Abstracts

VOXEL-BASED MORPHOMETRY OF GREY AND WHITE MATTER IN PATIENTS WITH TEMPORAL LOBE EPILEPSY

Abstract number : B.01
Submission category :
Year : 2003
Submission ID : 1615
Source : www.aesnet.org
Presentation date : 12/6/2003 12:00:00 AM
Published date : Dec 1, 2003, 06:00 AM

Authors :
Neda Bernasconi, Simon Duschesne, Andrew Janke, Frederick Andermann, Andrea Bernasconi Neurology and Neurosurgery, Montreal Neurological Institute, Montreal, QC, Canada

In temporal lobe epilepsy (TLE), morphometric MRI studies have shown extra-hippocampal structural damage.
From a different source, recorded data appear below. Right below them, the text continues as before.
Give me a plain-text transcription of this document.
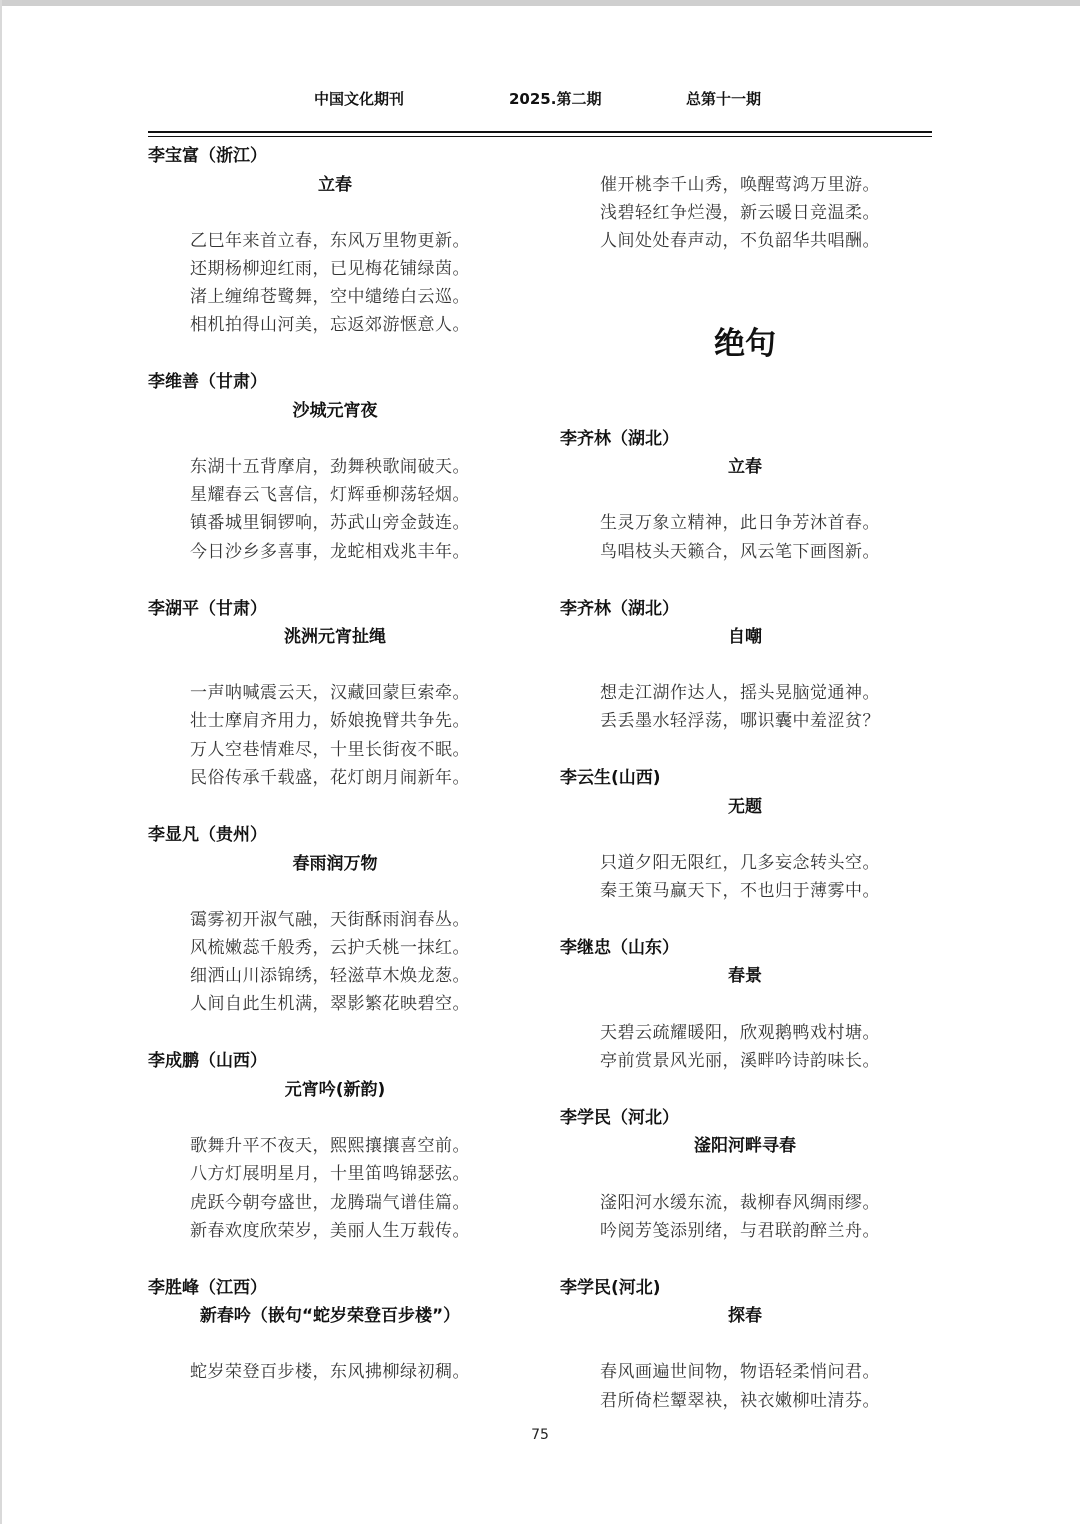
中国文化期刊	2025.第二期	总第十一期
李宝富（浙江）
立春
乙巳年来首立春，东风万里物更新。
还期杨柳迎红雨，已见梅花铺绿茵。
渚上缠绵苍鹭舞，空中缱绻白云巡。
相机拍得山河美，忘返郊游惬意人。
李维善（甘肃）
沙城元宵夜
东湖十五背摩肩，劲舞秧歌闹破天。
星耀春云飞喜信，灯辉垂柳荡轻烟。
镇番城里铜锣响，苏武山旁金鼓连。
今日沙乡多喜事，龙蛇相戏兆丰年。
李湖平（甘肃）
洮洲元宵扯绳
一声呐喊震云天，汉藏回蒙巨索牵。
壮士摩肩齐用力，娇娘挽臂共争先。
万人空巷情难尽，十里长街夜不眠。
民俗传承千载盛，花灯朗月闹新年。
李显凡（贵州）
春雨润万物
霭雾初开淑气融，天街酥雨润春丛。
风梳嫩蕊千般秀，云护夭桃一抹红。
细洒山川添锦绣，轻滋草木焕龙葱。
人间自此生机满，翠影繁花映碧空。
李成鹏（山西）
元宵吟(新韵)
歌舞升平不夜天，熙熙攘攘喜空前。
八方灯展明星月，十里笛鸣锦瑟弦。
虎跃今朝夸盛世，龙腾瑞气谱佳篇。
新春欢度欣荣岁，美丽人生万载传。
李胜峰（江西）
新春吟（嵌句“蛇岁荣登百步楼”）
蛇岁荣登百步楼，东风拂柳绿初稠。
催开桃李千山秀，唤醒莺鸿万里游。
浅碧轻红争烂漫，新云暖日竞温柔。
人间处处春声动，不负韶华共唱酬。
绝句
李齐林（湖北）
立春
生灵万象立精神，此日争芳沐首春。
鸟唱枝头天籁合，风云笔下画图新。
李齐林（湖北）
自嘲
想走江湖作达人，摇头晃脑觉通神。
丢丢墨水轻浮荡，哪识囊中羞涩贫？
李云生(山西)
无题
只道夕阳无限红，几多妄念转头空。
秦王策马赢天下，不也归于薄雾中。
李继忠（山东）
春景
天碧云疏耀暖阳，欣观鹅鸭戏村塘。
亭前赏景风光丽，溪畔吟诗韵味长。
李学民（河北）
滏阳河畔寻春
滏阳河水缓东流，裁柳春风绸雨缪。
吟阅芳笺添别绪，与君联韵醉兰舟。
李学民(河北)
探春
春风画遍世间物，物语轻柔悄问君。
君所倚栏颦翠袂，袂衣嫩柳吐清芬。
75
These studies are labor-intensive, focus on few areas and suffer from low intra- and inter-rater reliability.
Voxel-based morphometry (VBM) is an automated technique allowing identification of differences in grey matter (GM) and white matter (WM) with no a priori region of interest, enabling whole brain analysis between groups.
The purpose of this study was to determine whole-brain GM and WM abnormalities in TLE using VBM.
We studied 87 patients with intractable TLE (mean age: 35 yrs), and 51 neurologically normal controls (mean age: 33 yrs). Seizure focus was defined as right (n= 40) or left (n=47) if more than 70% of seizures were recorded from one side. Volumetric MRI showed ipsilateral hippocampal atrophy in all patients.
MRI 3D-images were acquired on a 1.5 T scanner using a T1-fast field echo sequence (slice thickness =1mm). Image processing included: (i) automated correction for intensity non-uniformity; (ii) normalization of grey-level intensities; (iii) linear registration of images to a standardized stereotaxic space; (iv) classification of brain tissue into GM, WM and CSF; (v) blurring of GM and WM binary masks with an isotropic Gaussian kernel of 5 mm FWHM to generate 3D-maps of GM and WM [ldquo]density[rdquo]. Statistical maps of differences between patients and controls densities were obtained using a general linear model. Significance was set at p[lt] 0.05, corrected for multiple comparisons.
GM reduction: Compared to normal controls, patients with left and right TLE had diffuse GM reduction in the hippocampus ipsilateral to the seizure focus. In patients with left-TLE, GM reduction was also present in the contralateral hippocampal tail. Both patient groups had ipsilateral GM reduction in various frontal lobe areas (prefrontal, dorsolateral prefrontal, orbitofrontal, central, and cingulate). In patients with left TLE, ipsilateral reduction was also present in the insular and superior temporal cortices. Contralateral GM decrease was present in frontal and occipital areas in left-TLE patients and in the superior temporal gyrus in right-TLE patients. In addition both groups had bilateral thalamic GM reduction.
WM reduction: patients with left and right TLE showed a diffuse reduction of temporal lobe WM (temporo-polar, entorhinal, superior temporal, temporal stem, and fusiform) ipsilateral to the seizure focus, and decrease WM in the body of corpus callosum. Right-TLE patients had ipsilateral WM reduction in the frontal and post-central areas.
GM pathology in TLE extends beyond the hippocampus involving mainly the frontal lobe and the thalamus. Ipsilateral WM reduction is present in the anterior temporal lobe. This pattern of abnormalities is compatible with preferential degeneration of reciprocal parahippocampal-frontal and parahippocampal-thalamic pathways connecting areas responsible for attention and memory processing.